Backboards and baskets could have been from some barnstorming early NBA team. The floor had long lost its shine. And the dim lighting looked like something Thomas Edison might have cobbled together.

A year ago, the St. Sebastian Sports Project (whose primary mission is to offer more opportunities for economically challenged Catholic school students to participate in organized sports) and the Shea Foundation (which has built and remodeled local urban Catholic schools) got together to radically redo the gym.

And on Sept. 18, the Dr. Lewis Albert Yocum Memorial Gym was dedicated. Yocum (who died in May) served as physician to the Los Angeles Angels for more than 35 years, and a number of Angels’ dignitaries and former players, including all-star third-baseman Doug Decinces, were present. Yocum believed in the value of team sports to impart skills and lifelong values that go far beyond the field or court.

At the dedication, Jim Gurbach, founder of the St. Sebastian Sports Project, James McGoldrick, executive director of CYO, members of the Yocum family, Angels officials and Tina Johnson, principal of St. Albert the Great, spoke.

After, while taking down the makeshift stage, Johnson told The Tidings how “everything has changed” in the new gym: refinished floors, bright ceiling lights, a wireless scoreboard, fiberglass backboards and new baskets, and freshly painted walls.

“Just the ability to play in a facility like this is going to be wonderful,” she said. “It just brings great pride to the kids. It enhances their overall feeling of being in organized sports and, you know, lifts their spirits. It encourages them to really do well because it’s such a great facility.”

The principal pointed out how these intangibles will benefit all 20 urban parochial schools who will use the gym for basketball, volleyball and more, including Our Lady of Victory, St. Philip Neri, St. Emydius. St. Raphael, St. Eugene, St. Lawrence of Brindidi and Transfiguration.

“Some of them don’t even have gymnasiums,” Johnson noted. “So it’ll bring great pride to all these students in the surrounding area.”

The first sport to be played in the Yocum Gym this fall will be girls’ volleyball. And five members of St. Albert’s team, all seventh-graders sitting on an aluminum bench, couldn’t be happier.

“It’s much brighter in here than before, and it’s bigger,” Taylor Minor pointed out. “And I just love the fact that we have someplace where we can practice and play in.”

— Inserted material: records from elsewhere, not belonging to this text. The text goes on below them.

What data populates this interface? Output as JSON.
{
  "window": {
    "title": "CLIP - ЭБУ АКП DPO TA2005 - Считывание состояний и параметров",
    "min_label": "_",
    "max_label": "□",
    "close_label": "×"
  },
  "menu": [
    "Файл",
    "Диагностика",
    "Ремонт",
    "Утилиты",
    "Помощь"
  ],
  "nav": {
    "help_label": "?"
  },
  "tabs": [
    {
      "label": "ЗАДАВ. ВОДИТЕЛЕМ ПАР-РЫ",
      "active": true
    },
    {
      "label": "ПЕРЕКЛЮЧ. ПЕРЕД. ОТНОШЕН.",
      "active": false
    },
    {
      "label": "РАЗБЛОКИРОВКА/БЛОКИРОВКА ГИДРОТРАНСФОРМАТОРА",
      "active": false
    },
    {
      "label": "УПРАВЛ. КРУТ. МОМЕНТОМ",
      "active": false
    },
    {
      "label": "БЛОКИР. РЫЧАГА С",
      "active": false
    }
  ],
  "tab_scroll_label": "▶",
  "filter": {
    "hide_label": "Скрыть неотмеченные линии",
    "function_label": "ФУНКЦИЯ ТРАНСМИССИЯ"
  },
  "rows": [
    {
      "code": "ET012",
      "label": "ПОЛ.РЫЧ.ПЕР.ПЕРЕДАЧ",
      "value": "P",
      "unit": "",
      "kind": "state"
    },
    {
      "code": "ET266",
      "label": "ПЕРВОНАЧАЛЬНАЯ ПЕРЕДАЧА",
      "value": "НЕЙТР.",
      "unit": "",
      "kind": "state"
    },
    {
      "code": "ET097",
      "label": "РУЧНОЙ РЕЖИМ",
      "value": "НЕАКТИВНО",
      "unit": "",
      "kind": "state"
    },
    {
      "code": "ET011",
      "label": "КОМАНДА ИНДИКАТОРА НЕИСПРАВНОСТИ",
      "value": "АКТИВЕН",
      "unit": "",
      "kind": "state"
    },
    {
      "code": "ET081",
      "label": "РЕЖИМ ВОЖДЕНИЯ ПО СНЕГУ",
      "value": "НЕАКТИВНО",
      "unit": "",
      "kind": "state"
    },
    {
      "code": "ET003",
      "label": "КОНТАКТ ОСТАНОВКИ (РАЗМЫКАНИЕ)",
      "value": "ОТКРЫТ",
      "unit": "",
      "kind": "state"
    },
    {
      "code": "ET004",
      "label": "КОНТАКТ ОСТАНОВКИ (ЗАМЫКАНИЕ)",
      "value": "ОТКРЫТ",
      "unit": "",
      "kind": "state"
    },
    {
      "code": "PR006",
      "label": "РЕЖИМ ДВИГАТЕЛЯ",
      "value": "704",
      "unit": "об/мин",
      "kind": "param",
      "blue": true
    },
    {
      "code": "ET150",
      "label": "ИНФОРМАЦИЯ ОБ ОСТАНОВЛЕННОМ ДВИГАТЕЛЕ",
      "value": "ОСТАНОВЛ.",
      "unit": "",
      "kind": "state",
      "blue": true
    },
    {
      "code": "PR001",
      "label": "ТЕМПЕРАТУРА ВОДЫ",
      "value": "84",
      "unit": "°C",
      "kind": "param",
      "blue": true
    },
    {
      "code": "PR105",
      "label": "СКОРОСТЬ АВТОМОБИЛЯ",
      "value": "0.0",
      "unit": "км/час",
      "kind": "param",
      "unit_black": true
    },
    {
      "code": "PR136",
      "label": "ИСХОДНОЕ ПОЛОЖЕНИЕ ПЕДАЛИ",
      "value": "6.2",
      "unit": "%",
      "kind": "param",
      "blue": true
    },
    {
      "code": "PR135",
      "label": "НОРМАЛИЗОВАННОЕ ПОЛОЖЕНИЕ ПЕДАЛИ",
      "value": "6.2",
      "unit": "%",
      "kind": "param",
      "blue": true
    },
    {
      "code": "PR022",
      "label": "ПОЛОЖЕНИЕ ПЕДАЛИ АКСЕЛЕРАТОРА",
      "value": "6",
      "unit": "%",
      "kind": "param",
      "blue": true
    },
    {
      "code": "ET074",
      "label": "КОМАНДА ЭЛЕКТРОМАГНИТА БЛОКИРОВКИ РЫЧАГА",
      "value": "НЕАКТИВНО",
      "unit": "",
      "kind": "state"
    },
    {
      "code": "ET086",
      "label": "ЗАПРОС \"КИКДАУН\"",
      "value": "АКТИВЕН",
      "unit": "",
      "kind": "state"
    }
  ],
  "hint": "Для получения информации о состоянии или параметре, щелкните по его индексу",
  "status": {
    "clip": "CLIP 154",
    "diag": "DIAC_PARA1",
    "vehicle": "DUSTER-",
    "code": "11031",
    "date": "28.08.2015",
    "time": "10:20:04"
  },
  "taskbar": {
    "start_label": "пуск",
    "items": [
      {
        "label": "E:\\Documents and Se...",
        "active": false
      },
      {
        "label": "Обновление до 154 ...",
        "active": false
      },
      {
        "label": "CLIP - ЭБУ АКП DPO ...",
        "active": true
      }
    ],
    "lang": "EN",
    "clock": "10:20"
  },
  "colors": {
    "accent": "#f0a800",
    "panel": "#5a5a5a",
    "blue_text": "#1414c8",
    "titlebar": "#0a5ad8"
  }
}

“It’s a better place to do more sports,” agreed Stephanie Cervanzes. “Because our last gym wasn’t bright and colorful. But now we can see more.”

“Before I wasn’t looking forward to playing at all,” admitted Brianna Martin. “But it’s good now because we have more inspiration to play.”

Guadalupe Vazquez thought the new gym looked really cool. “And since it looks nicer now, we can, like, invite people. So we can have visitors.”

But maybe Jourdann Jones summed it up best: “It’ll just be more fun to play in.”